1973. Susie Salmon, una quattordicenne, viene violentata e uccisa brutalmente. Poco dopo l'omicidio, Susie giunge in un luogo simile al paradiso, un suo mondo perfetto da dove ha la possibilità di seguire le vite della famiglia, degli amici e anche del suo assassino, intento a uccidere nuovamente visto l'insuccesso avuto dalla giustizia nel catturarlo. Purtroppo, la giovane non può interagire direttamente con i propri cari, desidera tornare a vivere quel fato che gli è stato portato via e vendicarsi del suo aguzzino, imparando anche a conoscerlo.
[ATTENZIONE: LA RECENSIONE CONTIENE SPOILER]
Un meraviglioso omaggio al libro di Alice Sebold.
Con Amabili resti, Peter Jackson ci regala uno straordinario film, molto intimo e pieno di cuore; il regista ha talento nel raccontare opere che già esistono su carta, riesce ad adattare la storia e a rendergli omaggio, sottolienando gli aspetti più importanti e predisposti alla sua visione.
La struttura del film è costruita sulla base del dualismo, tra mondo reale e spirituale, fissando il vero significato degli amabili resti in tutti quei legami che Susie lascia ai suoi amici e parenti dopo che è morta.

Raccontato tra suspence e meravigliosi paesaggi del mondo intermedio, la pellicola è un capolavoro d'intrattenimento, che riesce a scorrere bene e a lasciare la sua impronta visiva.

Da lettore del libro originale, ho ovviamente notato che alcuni elementi risultano mancanti, infatti sottotrame che coinvolgono personaggi come la madre di Susie, o i vecchi parenti, sono state omesse; me lo aspettavo, e direi che risulta molto ovvia l' impossibilità di trasporre un romanzo in copia perfetta al cinema. Sta proprio in questo la bravura di Jackson, riuscire ad ottenere una visione che esalti l' opera originale, che la sottolinei e la valorizzi.

Dovizia di particolari viene riversata sul periodo storico, gli anni 70; musiche, automobili, vestiti, acconciature, modi di fare, niente sfugge.

Parte cruciale della storia era l'omicidio; nel libro lo vediamo dalla prospettiva di Susie, che lo descrive in maniera più che dettagliata, mentre nel film, per ovvi motivi, è lasciato all' immaginazione dello spettatore, e vediamo solo Susie che scappa dall' assassino, inconsapevole che è già morta. Avevo seri dubbi che Peter non avesse reso giustizia a quel momento, e invece sono rimasto molto soddisfatto, perchè la tensione e la suspence restano comunque.

Gli effetti visivi sono quantomai a supporto della storia; la Weta Digital ha realizzato un mondo intermedio davvero eccezzionale, fatto di qualsiasi cosa potesse catturare l' immaginazione di una ragazzina quattordicenne.

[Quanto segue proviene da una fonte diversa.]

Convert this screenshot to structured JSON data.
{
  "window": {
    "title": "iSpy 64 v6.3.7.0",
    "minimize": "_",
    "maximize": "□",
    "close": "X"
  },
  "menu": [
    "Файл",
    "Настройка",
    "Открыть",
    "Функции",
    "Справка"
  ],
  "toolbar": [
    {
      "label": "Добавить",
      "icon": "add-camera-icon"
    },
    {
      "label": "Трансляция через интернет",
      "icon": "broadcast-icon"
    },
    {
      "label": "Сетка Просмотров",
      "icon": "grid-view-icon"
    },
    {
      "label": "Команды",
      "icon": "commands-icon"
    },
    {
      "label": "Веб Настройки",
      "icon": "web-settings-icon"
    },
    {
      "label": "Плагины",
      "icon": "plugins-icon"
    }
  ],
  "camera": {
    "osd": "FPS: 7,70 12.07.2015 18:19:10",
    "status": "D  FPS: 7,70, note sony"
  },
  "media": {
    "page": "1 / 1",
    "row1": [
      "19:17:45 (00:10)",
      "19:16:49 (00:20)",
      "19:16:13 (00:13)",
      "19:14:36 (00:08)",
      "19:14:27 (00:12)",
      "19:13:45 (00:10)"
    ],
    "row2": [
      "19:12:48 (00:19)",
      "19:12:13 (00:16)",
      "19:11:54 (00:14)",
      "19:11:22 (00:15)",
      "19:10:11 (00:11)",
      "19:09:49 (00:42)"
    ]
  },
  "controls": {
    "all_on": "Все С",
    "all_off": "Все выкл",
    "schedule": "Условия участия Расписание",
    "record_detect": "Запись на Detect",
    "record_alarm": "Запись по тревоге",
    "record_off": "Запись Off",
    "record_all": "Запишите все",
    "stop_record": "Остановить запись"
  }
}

Un orologio al posto della luna, una rosa che si schiude sotto un lago ghiacciato... ma la scena migliore, è senza dubbio quella in cui Susie corre su una spiaggia (della Nuova Zelanda) e vede una flotta di navi in bottiglia infrangersi sulla costa e sugli scogli; il momento riesce a catturare emotivamente e visivamente lo spettatore, che scorge una connessione tra Susie e suo padre.

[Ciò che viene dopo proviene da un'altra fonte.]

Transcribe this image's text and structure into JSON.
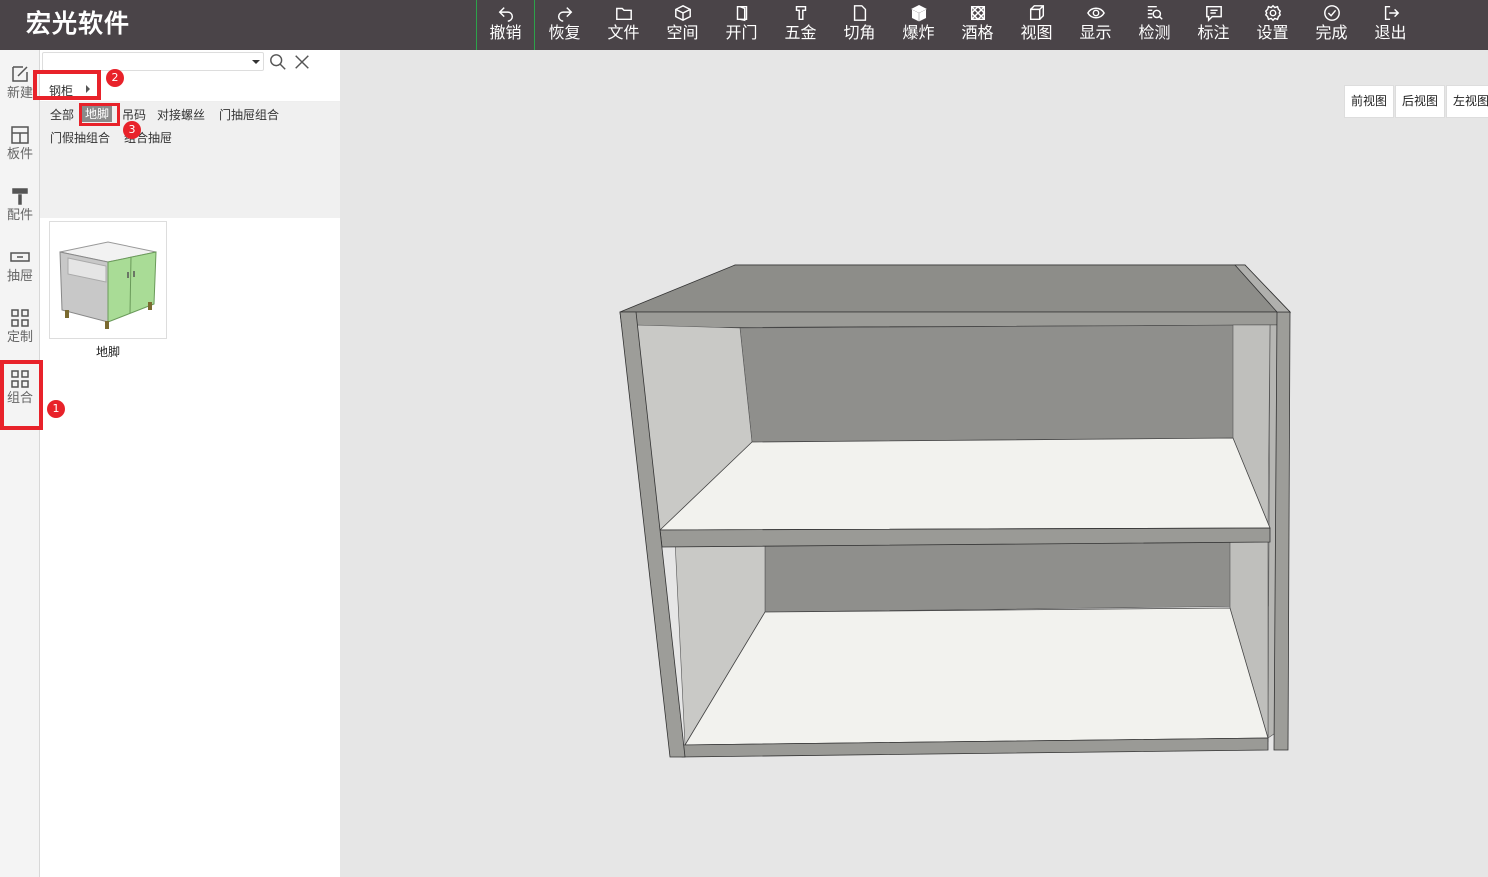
{
  "app": {
    "title": "宏光软件"
  },
  "toolbar": {
    "items": [
      {
        "label": "撤销",
        "icon": "undo-icon"
      },
      {
        "label": "恢复",
        "icon": "redo-icon"
      },
      {
        "label": "文件",
        "icon": "folder-icon"
      },
      {
        "label": "空间",
        "icon": "cube-icon"
      },
      {
        "label": "开门",
        "icon": "door-icon"
      },
      {
        "label": "五金",
        "icon": "hardware-icon"
      },
      {
        "label": "切角",
        "icon": "corner-cut-icon"
      },
      {
        "label": "爆炸",
        "icon": "explode-icon"
      },
      {
        "label": "酒格",
        "icon": "wine-grid-icon"
      },
      {
        "label": "视图",
        "icon": "view-icon"
      },
      {
        "label": "显示",
        "icon": "eye-icon"
      },
      {
        "label": "检测",
        "icon": "inspect-icon"
      },
      {
        "label": "标注",
        "icon": "annotate-icon"
      },
      {
        "label": "设置",
        "icon": "gear-icon"
      },
      {
        "label": "完成",
        "icon": "check-icon"
      },
      {
        "label": "退出",
        "icon": "exit-icon"
      }
    ]
  },
  "sidebar": {
    "items": [
      {
        "label": "新建",
        "icon": "edit-icon"
      },
      {
        "label": "板件",
        "icon": "panel-icon"
      },
      {
        "label": "配件",
        "icon": "roller-icon"
      },
      {
        "label": "抽屉",
        "icon": "drawer-icon"
      },
      {
        "label": "定制",
        "icon": "grid-icon"
      },
      {
        "label": "组合",
        "icon": "grid-icon"
      }
    ]
  },
  "panel": {
    "search": {
      "value": "",
      "placeholder": ""
    },
    "category": {
      "selected": "钢柜"
    },
    "tags": [
      "全部",
      "地脚",
      "吊码",
      "对接螺丝",
      "门抽屉组合",
      "门假抽组合",
      "组合抽屉"
    ],
    "active_tag": "地脚",
    "items": [
      {
        "label": "地脚"
      }
    ]
  },
  "viewport": {
    "view_buttons": [
      "前视图",
      "后视图",
      "左视图"
    ]
  },
  "annotations": {
    "badges": [
      "1",
      "2",
      "3"
    ]
  },
  "colors": {
    "topbar": "#4a4448",
    "callout": "#e8222a",
    "accent_green": "#2ca24a"
  }
}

Gli attori sono assolutamente tutti bravi, Saorise Ronan sembra davvero un' adolescente appena affacciata al mondo, e Stanley Tucci è inquietante sin dalla sua prima apparizione.
Per concludere definisco Amabili resti come un degno omaggio all' opera originale, una pellicola definita tra suspence e spettacolo visivo.
Consiglio a tutti sia la visione del film che la lettura del libro.